Anti-Israel politicians like Barack Obama had less of an internal struggle than friendly ones. With the help of the Israeli Left, he argued counterfactually that security would come from territorial concessions. His policy was to weaken Israel while pretending to help her, for example by phasing out the portion of the military aid that could be used to buy from Israel’s own military industry. No matter what he did to damage Israel’s strategic position, he could always point to those billions of dollars in military hardware as proof of his support for the Jewish state. But whether an administration was friendly or not, the policy was always fundamentally incoherent. It also distorted internal Israeli politics, leading to disasters like the Oslo Accords.

Trump turned everything upside down. New technology that increased oil production in North America and various other developments had defused the oil weapon. In addition, some of the important Middle Eastern oil producers were worried about Iranian expansionism and its nuclear program, and realized that Israel could be an indispensable ally in opposing it. American interests were now seen to lie with a strong Israel, in truth and not just in rhetoric.

So for the first time since 1973, Trump’s administration was able to introduce a reality-based policy, affirming the rationality of Israeli sovereignty over the Golan Heights and Jerusalem, and ending the obsequious treatment of the frankly terrorist PLO and its dictatorial Palestinian Authority. Under the Trump plan, the Palestinians would be required to give up their maximalist demands and make real compromises, if they wanted a state of any kind.

But as almost everyone finally admits, the clock has run out. There will not be a second Trump Administration. The new one, depressingly, seems firmly wedded to the old paradigm. Although most (not all!) of his appointments do not appear to be overt enemies of the Jewish state, Biden seems likely to restore the traditional deference (and funding) to the Palestinians, as well as to try to reopen negotiations about the JCPOA with Iran, which at the very least implies that sanctions on Iran will be reduced.
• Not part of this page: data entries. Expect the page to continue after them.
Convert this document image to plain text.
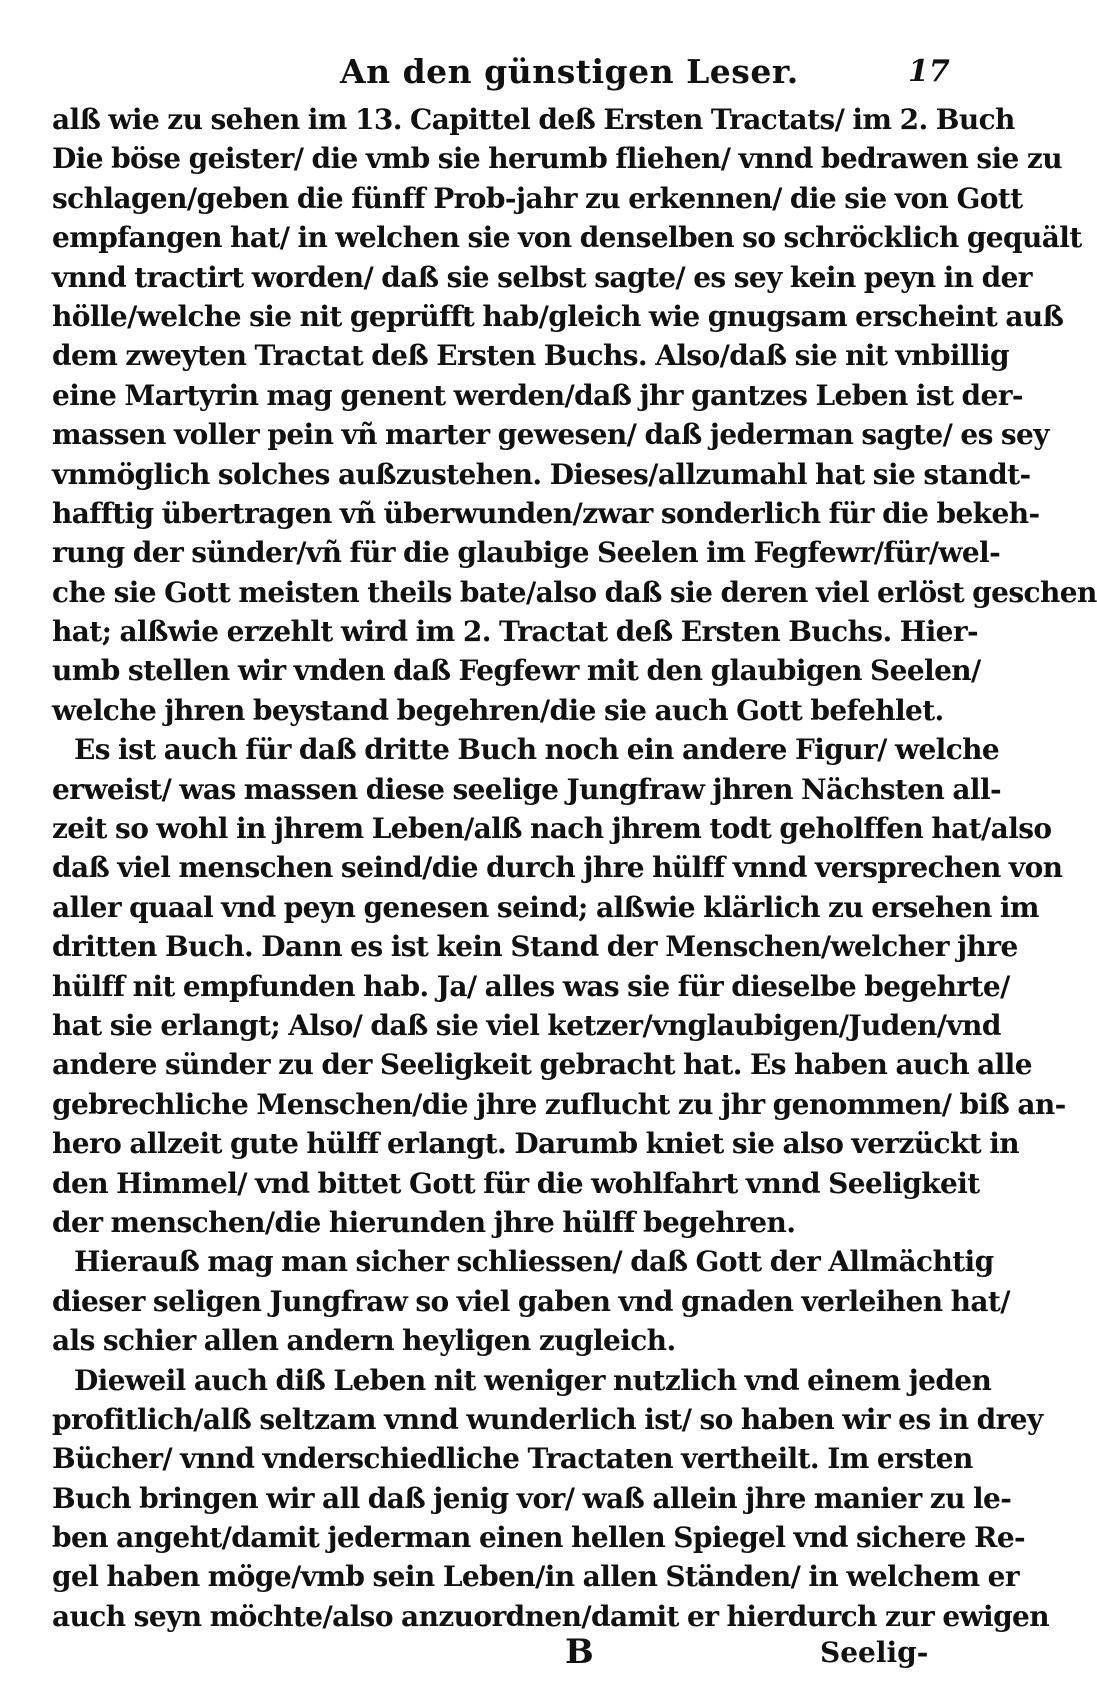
An den günstigen Leser.	17
alß wie zu sehen im 13. Capittel deß Ersten Tractats/ im 2. Buch
Die böse geister/ die vmb sie herumb fliehen/ vnnd bedrawen sie zu
schlagen/geben die fünff Prob-jahr zu erkennen/ die sie von Gott
empfangen hat/ in welchen sie von denselben so schröcklich gequält
vnnd tractirt worden/ daß sie selbst sagte/ es sey kein peyn in der
hölle/welche sie nit geprüfft hab/gleich wie gnugsam erscheint auß
dem zweyten Tractat deß Ersten Buchs. Also/daß sie nit vnbillig
eine Martyrin mag genent werden/daß jhr gantzes Leben ist der-
massen voller pein vñ marter gewesen/ daß jederman sagte/ es sey
vnmöglich solches außzustehen. Dieses/allzumahl hat sie standt-
hafftig übertragen vñ überwunden/zwar sonderlich für die bekeh-
rung der sünder/vñ für die glaubige Seelen im Fegfewr/für/wel-
che sie Gott meisten theils bate/also daß sie deren viel erlöst geschen
hat; alßwie erzehlt wird im 2. Tractat deß Ersten Buchs. Hier-
umb stellen wir vnden daß Fegfewr mit den glaubigen Seelen/
welche jhren beystand begehren/die sie auch Gott befehlet.
Es ist auch für daß dritte Buch noch ein andere Figur/ welche
erweist/ was massen diese seelige Jungfraw jhren Nächsten all-
zeit so wohl in jhrem Leben/alß nach jhrem todt geholffen hat/also
daß viel menschen seind/die durch jhre hülff vnnd versprechen von
aller quaal vnd peyn genesen seind; alßwie klärlich zu ersehen im
dritten Buch. Dann es ist kein Stand der Menschen/welcher jhre
hülff nit empfunden hab. Ja/ alles was sie für dieselbe begehrte/
hat sie erlangt; Also/ daß sie viel ketzer/vnglaubigen/Juden/vnd
andere sünder zu der Seeligkeit gebracht hat. Es haben auch alle
gebrechliche Menschen/die jhre zuflucht zu jhr genommen/ biß an-
hero allzeit gute hülff erlangt. Darumb kniet sie also verzückt in
den Himmel/ vnd bittet Gott für die wohlfahrt vnnd Seeligkeit
der menschen/die hierunden jhre hülff begehren.
Hierauß mag man sicher schliessen/ daß Gott der Allmächtig
dieser seligen Jungfraw so viel gaben vnd gnaden verleihen hat/
als schier allen andern heyligen zugleich.
Dieweil auch diß Leben nit weniger nutzlich vnd einem jeden
profitlich/alß seltzam vnnd wunderlich ist/ so haben wir es in drey
Bücher/ vnnd vnderschiedliche Tractaten vertheilt. Im ersten
Buch bringen wir all daß jenig vor/ waß allein jhre manier zu le-
ben angeht/damit jederman einen hellen Spiegel vnd sichere Re-
gel haben möge/vmb sein Leben/in allen Ständen/ in welchem er
auch seyn möchte/also anzuordnen/damit er hierdurch zur ewigen
B	Seelig-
This is not because Biden and his people are idiots. They are fully aware that things have changed, and that the oil weapon no longer threatens America. But now the pressure comes from the home front. They can’t afford to alienate the misozionist left wing of the Democratic party, which has grown stronger in Congress. They don’t worry about American Jews, for whom Israel has little weight when they vote. They can ignore the Evangelicals, who will support Republicans anyway over social issues like abortion and LGBTx rights. And of course, they want to wipe out any traces of Trumpism. Staying in power and achieving domestic objectives is more important to them than logical consistency, or the negative consequences for America’s allies in the Middle East.

So we will go back to hearing platitudes about the “unbreakable” US-Israel relationship, while the administration complains about Israel building apartments in Jewish neighborhoods of eastern Jerusalem. What appeared to be a real possibility that Israel would extend sovereignty to the Jordan Valley – an area of extreme strategic importance – will fade away. We’ll watch as the US goes back to pretending that the failed and antisemitic United Nations can play a positive role in any sphere, and that the PLO can be made into a peace partner. Sanctions on Iran will be relaxed, emboldening the regime to push ahead on the ground and with its nuclear and missile programs.

A dark picture. Israel has a difficult four or eight years ahead of her, at least. There will be little room for mistakes and missed opportunities. It looks like we will shortly go through yet another round of elections. Is it too much to ask that we end up with a government equal to the task?